E okul sistemi vasıtasıyla hesaplanan notlardan öğrenci, teşekkür veya takdir alıp almadığını, kaç puana ihtiyacı olduğunu biliyor. Bundan dolayı okulların son haftasında not borsası oluşuyor. Öğrenci, öğretmen öğretmen dolaşarak notunu belge alacak seviyeye çıkartmaya çalışıyor. Kimi veriyor, kimi vermiyor. Performans notunu yükselten veya değiştiren öğretmen e okula istediği notu yazıp değiştirebiliyor. Notlar bu şekilde şişirilebiliyor.

E okul sistemi, öğretmenin işini kolaylaştırdı. Not defteri, not fişi hazırlama, ortalamayı hesaplama yükünden kurtuldu. Fakat not vermenin, ya da verilen notun değişkenliği not verme konusundaki hakkaniyeti yok etti diye düşünüyorum.

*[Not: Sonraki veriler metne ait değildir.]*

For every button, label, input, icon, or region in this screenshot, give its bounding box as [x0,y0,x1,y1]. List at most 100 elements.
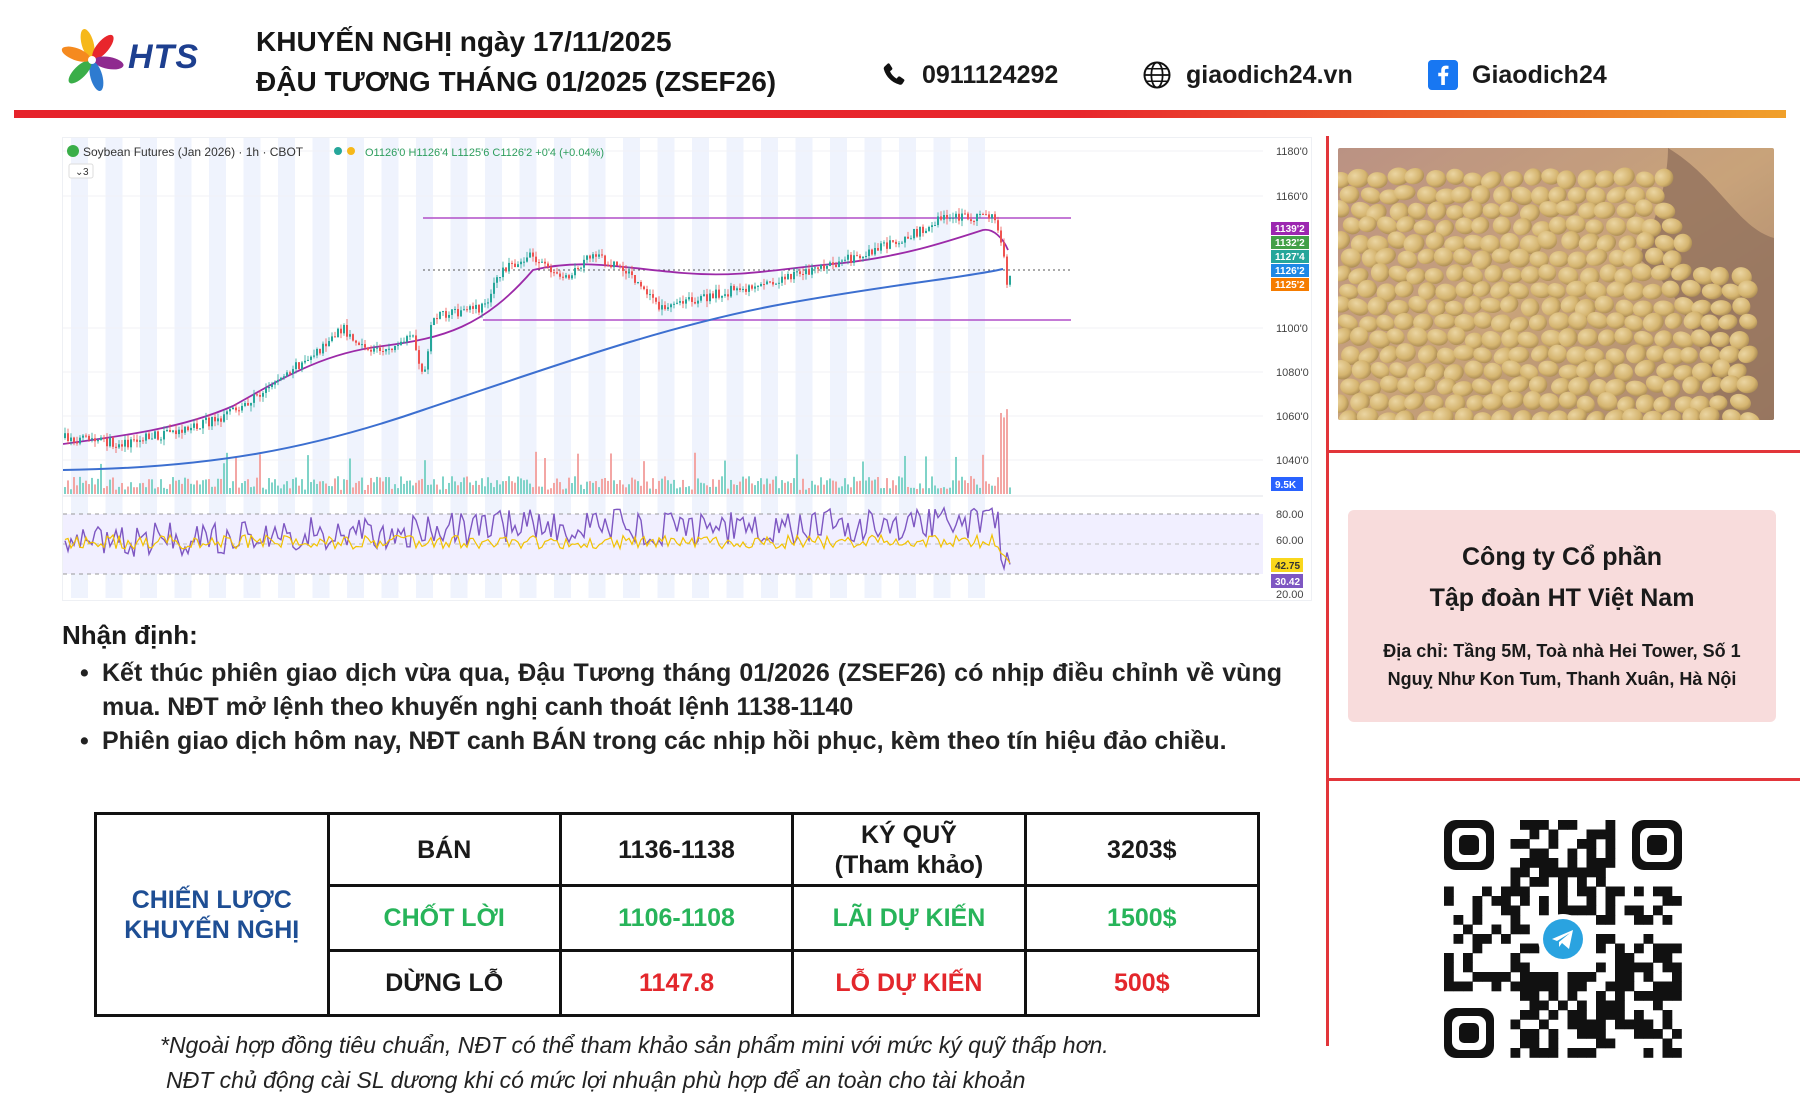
contact-facebook[interactable]: Giaodich24 [1428,60,1607,90]
volume-bar [934,485,936,494]
soybean [1691,299,1712,316]
soybean [1739,313,1758,330]
candle-body [139,440,141,442]
soybean [1650,264,1672,281]
soybean [1537,230,1558,250]
price-tag-box [1271,236,1309,249]
candle-body [682,301,684,304]
qr-module [1596,991,1606,1001]
volume-bar [478,484,480,494]
soybean-photo [1338,148,1774,420]
soybean [1414,376,1436,394]
volume-bar [97,478,99,494]
candle-body [88,435,90,440]
interval-toggle[interactable]: 3 [83,167,89,178]
stop-loss-label: DỪNG LỖ [326,949,562,1017]
qr-module [1520,1038,1530,1049]
contact-website[interactable]: giaodich24.vn [1142,60,1353,90]
session-band [795,138,813,598]
volume-bar [808,488,810,494]
volume-bar [139,483,141,494]
candle-body [544,261,546,264]
qr-module [1577,1000,1587,1011]
telegram-qr-code[interactable] [1440,816,1686,1062]
soybeans-image-icon [1338,148,1774,420]
volume-bar [787,481,789,494]
volume-bar [124,489,126,494]
soybean [1471,217,1490,234]
soybean [1645,375,1666,393]
qr-module [1615,1019,1625,1030]
soybean [1407,362,1427,381]
soybean [1513,410,1533,420]
soybean [1509,316,1529,333]
candle-body [574,268,576,276]
volume-bar [415,482,417,494]
candle-body [805,269,807,275]
volume-bar [565,488,567,494]
candle-body [430,325,432,352]
volume-bar [403,483,405,494]
soybean [1606,281,1628,298]
volume-bar [175,480,177,494]
qr-module [1529,1048,1540,1058]
candle-body [214,416,216,422]
soybean [1445,394,1466,413]
candle-body [652,294,654,298]
soybean [1418,282,1437,300]
candle-body [346,324,348,337]
candle-body [355,340,357,343]
volume-bar [535,451,537,494]
soybean [1502,267,1523,283]
qr-module [1577,905,1587,916]
volume-bar [991,485,993,494]
soybean [1604,409,1626,420]
soybean [1432,407,1454,420]
candle-body [1003,242,1005,257]
candle-body [958,213,960,221]
volume-bar [427,484,429,494]
candle-body [400,341,402,345]
volume-bar [166,488,168,494]
candle-body [793,271,795,280]
soybean [1454,313,1476,332]
session-band [830,138,847,598]
volume-bar [964,480,966,494]
volume-bar [160,479,162,494]
volume-bar [226,452,228,494]
soybean [1608,249,1627,267]
analysis-bullet: Kết thúc phiên giao dịch vừa qua, Đậu Tư… [62,656,1282,724]
soybean [1672,331,1694,349]
qr-module [1539,1019,1549,1030]
candle-body [208,417,210,427]
candle-body [649,294,651,296]
qr-module [1662,1010,1673,1020]
soybean [1558,267,1579,285]
soybean [1370,263,1390,283]
soybean [1480,234,1500,254]
soybean [1481,171,1502,189]
qr-module [1605,934,1616,944]
phone-icon [883,63,905,85]
soybean [1662,250,1682,269]
candle-body [664,305,666,310]
volume-bar [901,477,903,494]
volume-bar [907,486,909,494]
candlestick-chart-svg: Soybean Futures (Jan 2026) · 1h · CBOT O… [63,138,1309,601]
candle-body [268,387,270,389]
phone-number: 0911124292 [922,60,1059,89]
qr-module [1605,905,1616,916]
soybean [1502,391,1524,409]
soybean [1605,217,1627,236]
strategy-table: CHIẾN LƯỢC KHUYẾN NGHỊ BÁN 1136-1138 KÝ … [94,812,1261,1017]
candle-body [286,372,288,377]
soybean [1511,186,1533,206]
contact-phone[interactable]: 0911124292 [880,60,1058,90]
candle-body [280,377,282,380]
candle-body [313,355,315,357]
qr-module [1643,991,1654,1001]
qr-module [1634,991,1644,1001]
session-band [692,138,709,598]
volume-bar [265,489,267,494]
soybean [1453,345,1476,361]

Normal şartlarda takdir edilen notun değişmemesi gerekir. Fakat e okul, tüm geçmiş müktesebatı sildi, götürdü.

Niyetim geçmişe özlem değil. Zaten bu aşamadan sonra geriye dönüşün olması da mümkün değil. Karne haftasında teşekkür ve takdir borsasının açılmaması için verilen performans notlarının kaydedildikten sonra değiştirilme imkânının olmaması veya karneye bir ay kala e okulun öğrenci ve veliye kapatılması veya yazılı notu dışındaki performans ve proje notlarının kaldırılması düşünülebilir. Bu tedbirler aynı zamanda notların şişirilmesinin de önüne geçecektir. 17.01.2018 Ramazan Yüce, Konya

* 20/01/2018 günü Anadolu'da Bugün gazetesinde yayımlanmıştır.